Бруно, повязанный красным платочком, а также руку, лежащую на баранке, и то и дело подрыгивающую вверх и вниз. Я страшно боялся, что при резкой остановке бутыль может упасть.

Но все завершилось благополучно, и, наоборот, это я, весь вспотевший, зашатался на ногах из стороны в сторону, когда ступил на землю. Бруно тут же, громко покрикивая, перенёс бутыль на склад, а затем отвел нас в остерию вокзала.

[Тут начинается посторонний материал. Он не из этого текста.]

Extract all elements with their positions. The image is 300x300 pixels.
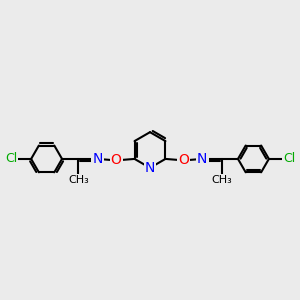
Text: N: N (197, 152, 208, 166)
Text: Cl: Cl (5, 152, 17, 165)
Text: CH₃: CH₃ (68, 175, 89, 185)
Text: O: O (178, 153, 189, 167)
Text: CH₃: CH₃ (211, 175, 232, 185)
Text: N: N (145, 161, 155, 175)
Text: Cl: Cl (283, 152, 295, 165)
Text: O: O (111, 153, 122, 167)
Text: N: N (92, 152, 103, 166)
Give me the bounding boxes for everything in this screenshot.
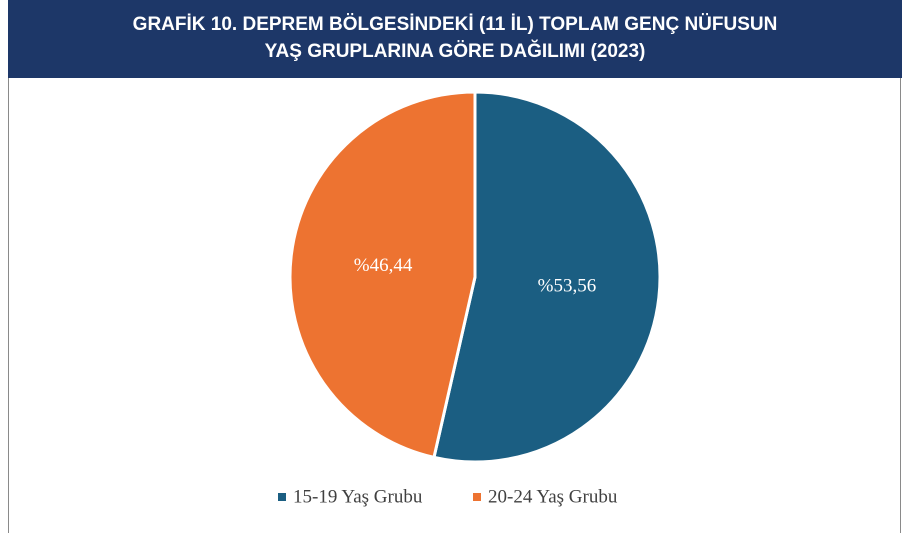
- chart-title: GRAFİK 10. DEPREM BÖLGESİNDEKİ (11 İL) T…: [132, 14, 778, 35]
- data-label: %46,44: [354, 255, 413, 276]
- legend-marker: [473, 493, 481, 501]
- chart-title: YAŞ GRUPLARINA GÖRE DAĞILIMI (2023): [264, 41, 646, 62]
- legend-marker: [278, 493, 286, 501]
- data-label: %53,56: [538, 276, 597, 297]
- pie-slice: [288, 90, 477, 460]
- frame: [8, 78, 901, 533]
- legend-label: 20-24 Yaş Grubu: [488, 486, 618, 507]
- header: GRAFİK 10. DEPREM BÖLGESİNDEKİ (11 İL) T…: [8, 0, 902, 78]
- legend-label: 15-19 Yaş Grubu: [293, 486, 423, 507]
- pie-slice: [432, 90, 662, 464]
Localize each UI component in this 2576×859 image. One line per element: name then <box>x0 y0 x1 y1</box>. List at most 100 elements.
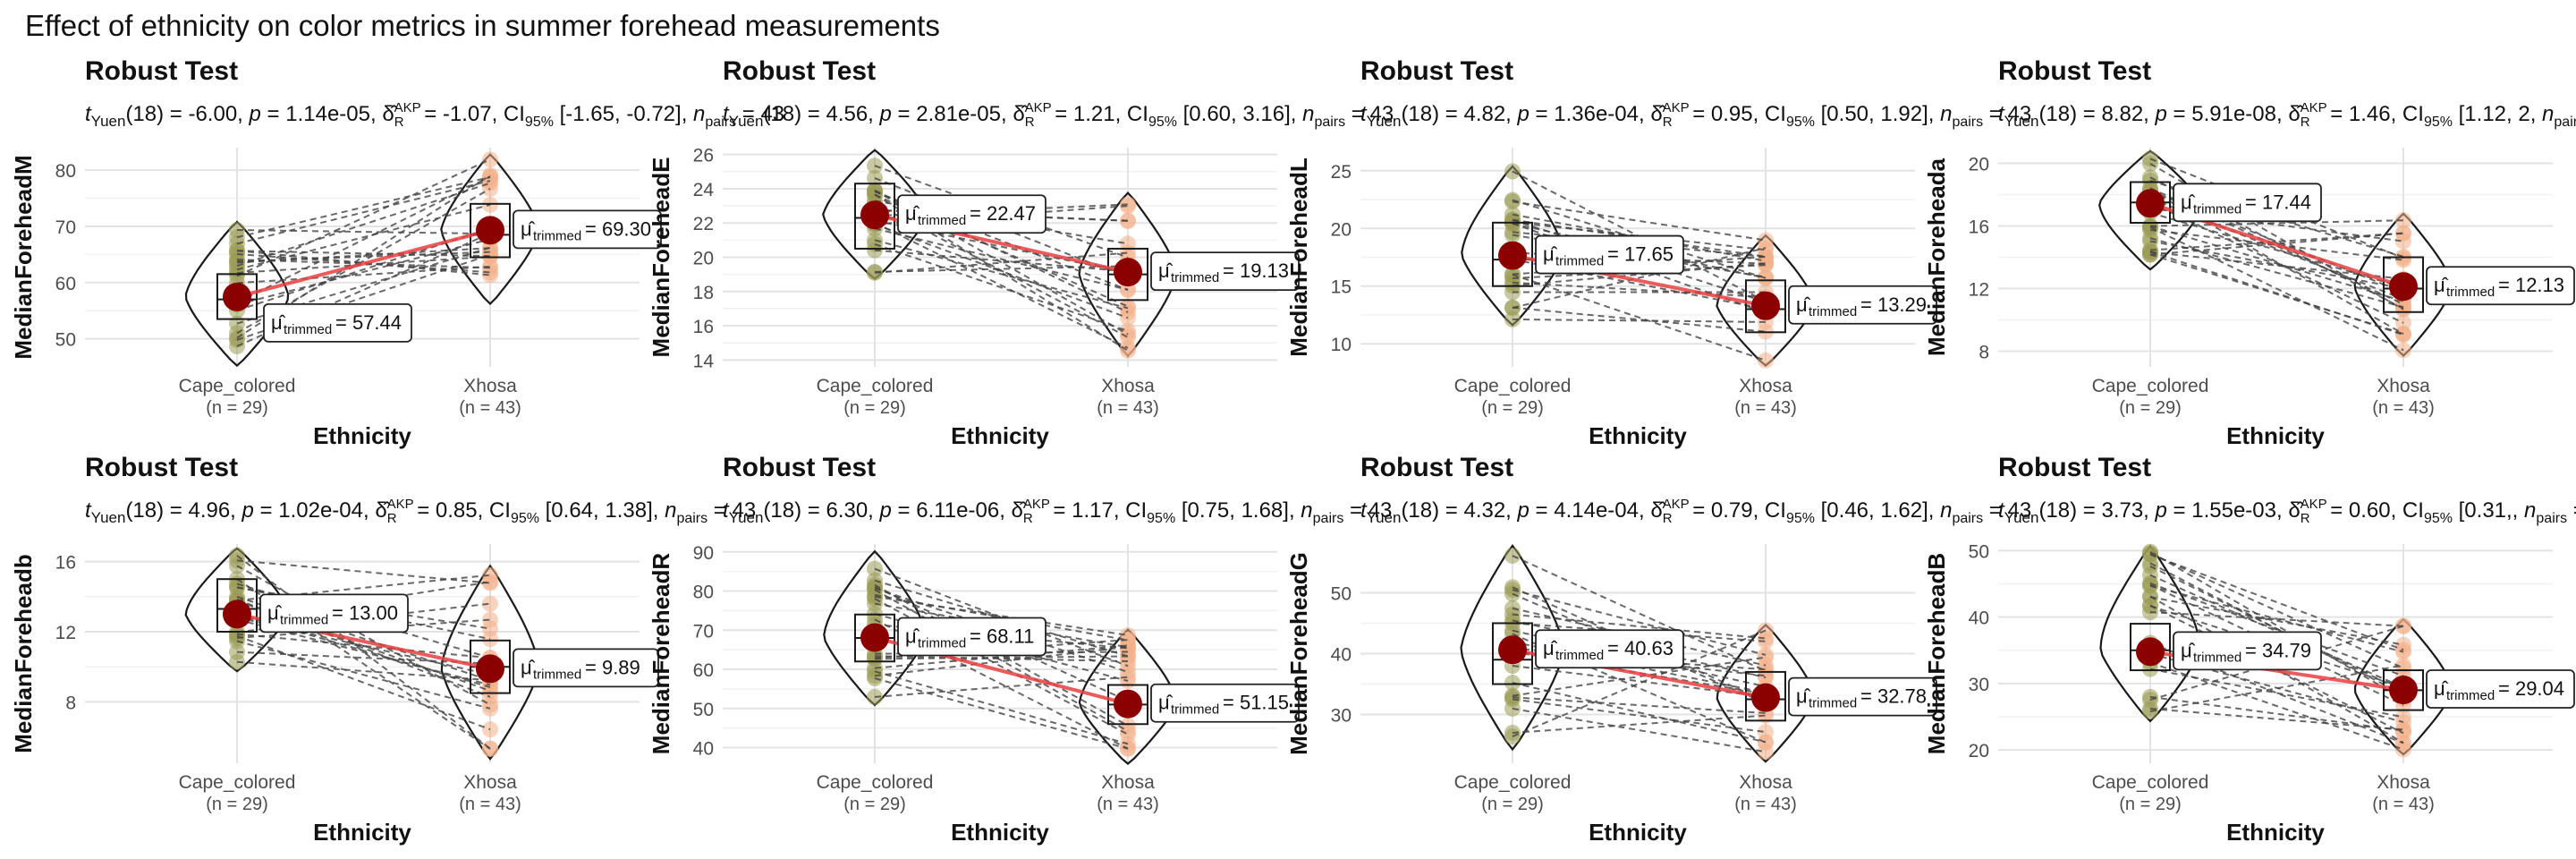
x-tick-label: Xhosa <box>463 772 517 793</box>
mean-label-box <box>1788 676 1937 717</box>
mean-label: μ̂ trimmed = 34.79 <box>2173 631 2322 671</box>
mean-label-sub: trimmed <box>1171 702 1219 718</box>
data-point <box>1758 724 1774 741</box>
data-point <box>1120 664 1136 681</box>
pair-line <box>236 175 491 239</box>
y-tick-label: 70 <box>693 621 714 642</box>
mean-point <box>223 600 251 629</box>
x-axis-title: Ethnicity <box>313 422 411 449</box>
x-tick-label: Xhosa <box>2377 376 2430 396</box>
pair-line <box>1512 273 1767 361</box>
pair-line <box>2149 574 2404 689</box>
mean-label-sub: trimmed <box>2193 650 2241 665</box>
data-point <box>2395 225 2411 242</box>
y-axis-title: MedianForeheadM <box>10 155 37 359</box>
pair-line <box>874 677 1129 750</box>
y-tick-label: 80 <box>693 583 714 603</box>
y-tick-label: 20 <box>693 249 714 269</box>
x-tick-label: Cape_colored <box>179 376 296 396</box>
mean-label-box <box>513 648 659 688</box>
mean-label-value: = 12.13 <box>2498 274 2564 296</box>
mean-label-mu: μ̂ <box>1543 637 1558 659</box>
pair-line <box>874 670 1129 745</box>
y-axis-title: MedianForeheadG <box>1285 552 1312 755</box>
data-point <box>2395 617 2411 634</box>
x-tick-label: Cape_colored <box>1454 376 1572 396</box>
mean-label-mu: μ̂ <box>521 656 536 678</box>
pair-line <box>2149 211 2404 289</box>
mean-label-sub: trimmed <box>2446 688 2495 703</box>
pair-line <box>1512 555 1767 672</box>
mean-point <box>2136 189 2165 218</box>
mean-label: μ̂ trimmed = 17.65 <box>1535 234 1684 275</box>
data-point <box>482 595 498 612</box>
y-tick-label: 24 <box>693 180 715 200</box>
pair-line <box>1512 682 1767 744</box>
mean-label-value: = 9.89 <box>585 656 640 678</box>
pair-line <box>236 203 491 271</box>
box <box>2383 256 2424 313</box>
y-axis-title: MedianForeheadb <box>10 554 37 753</box>
mean-point <box>1114 689 1142 719</box>
mean-label-mu: μ̂ <box>1158 692 1174 714</box>
mean-label-box <box>259 593 409 634</box>
y-tick-label: 80 <box>55 161 76 182</box>
pair-line <box>236 238 491 306</box>
mean-label-sub: trimmed <box>2193 201 2241 217</box>
stat-subtitle: tYuen(18) = 4.96, p = 1.02e-04, δ̂AKP R =… <box>85 497 756 526</box>
y-tick-label: 26 <box>693 146 714 166</box>
pair-line <box>2149 562 2404 696</box>
violin-xhosa <box>1078 191 1178 358</box>
mean-label-value: = 17.65 <box>1607 243 1674 266</box>
mean-label-sub: trimmed <box>1809 304 1857 319</box>
box <box>1492 221 1533 287</box>
data-point <box>1120 298 1136 315</box>
stat-subtitle: tYuen(18) = -6.00, p = 1.14e-05, δ̂AKP R … <box>85 100 784 130</box>
x-tick-label: Cape_colored <box>2092 376 2209 396</box>
pair-line <box>874 193 1129 352</box>
pair-line <box>1512 589 1767 656</box>
mean-label-value: = 51.15 <box>1223 692 1289 714</box>
mean-label-box <box>2426 669 2575 709</box>
data-point <box>1758 242 1774 259</box>
mean-point <box>1751 291 1780 320</box>
mean-label: μ̂ trimmed = 69.30 <box>513 209 662 250</box>
mean-label-box <box>897 194 1046 234</box>
data-point <box>1758 707 1774 724</box>
pair-line <box>2149 661 2404 751</box>
mean-label-box <box>1150 683 1300 723</box>
mean-label: μ̂ trimmed = 29.04 <box>2426 669 2575 709</box>
box <box>2130 623 2171 672</box>
data-point <box>482 574 498 591</box>
mean-point <box>476 216 504 245</box>
mean-label-box <box>1788 285 1937 325</box>
x-tick-label: Xhosa <box>463 376 517 396</box>
pair-line <box>1512 629 1767 737</box>
x-tick-count: (n = 43) <box>1097 398 1158 418</box>
x-tick-count: (n = 43) <box>2372 795 2434 814</box>
mean-label-box <box>897 617 1046 657</box>
y-axis-title: MedianForeheadL <box>1285 157 1312 357</box>
mean-point <box>2136 637 2165 667</box>
mean-point <box>2389 272 2418 302</box>
mean-label-value: = 40.63 <box>1607 637 1674 659</box>
stat-subtitle: tYuen(18) = 6.30, p = 6.11e-06, δ̂AKP R =… <box>723 497 1392 526</box>
mean-label-box <box>263 302 412 343</box>
mean-point <box>2389 676 2418 705</box>
pair-line <box>2149 226 2404 352</box>
mean-label-box <box>513 209 662 250</box>
y-tick-label: 60 <box>693 660 714 681</box>
mean-label-mu: μ̂ <box>905 625 920 648</box>
mean-label: μ̂ trimmed = 13.29 <box>1788 285 1937 325</box>
y-tick-label: 40 <box>693 739 714 760</box>
figure-title: Effect of ethnicity on color metrics in … <box>25 9 940 42</box>
pair-line <box>874 239 1129 310</box>
mean-label-sub: trimmed <box>1555 648 1604 663</box>
mean-label-mu: μ̂ <box>271 311 286 334</box>
stat-subtitle: tYuen(18) = 8.82, p = 5.91e-08, δ̂AKP R =… <box>1998 100 2576 130</box>
mean-label-value: = 29.04 <box>2498 677 2564 700</box>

Я робко сел в прохладную полутень и старался копировать во всем Нино, который разглядывал присутствовавших, шутил с Бруно, заглядывая то и дело ему в лицо.

Бруно попросил себе вина, а Нино захотел прохладительный напиток со льдом.

Мы едва успели с Бруно промочить горло, как Нино, опорожнив свой стакан, обратился ко мне с коварным вопросом: — Берто, а ну расскажи Бруно, как появляется на свет ребенок!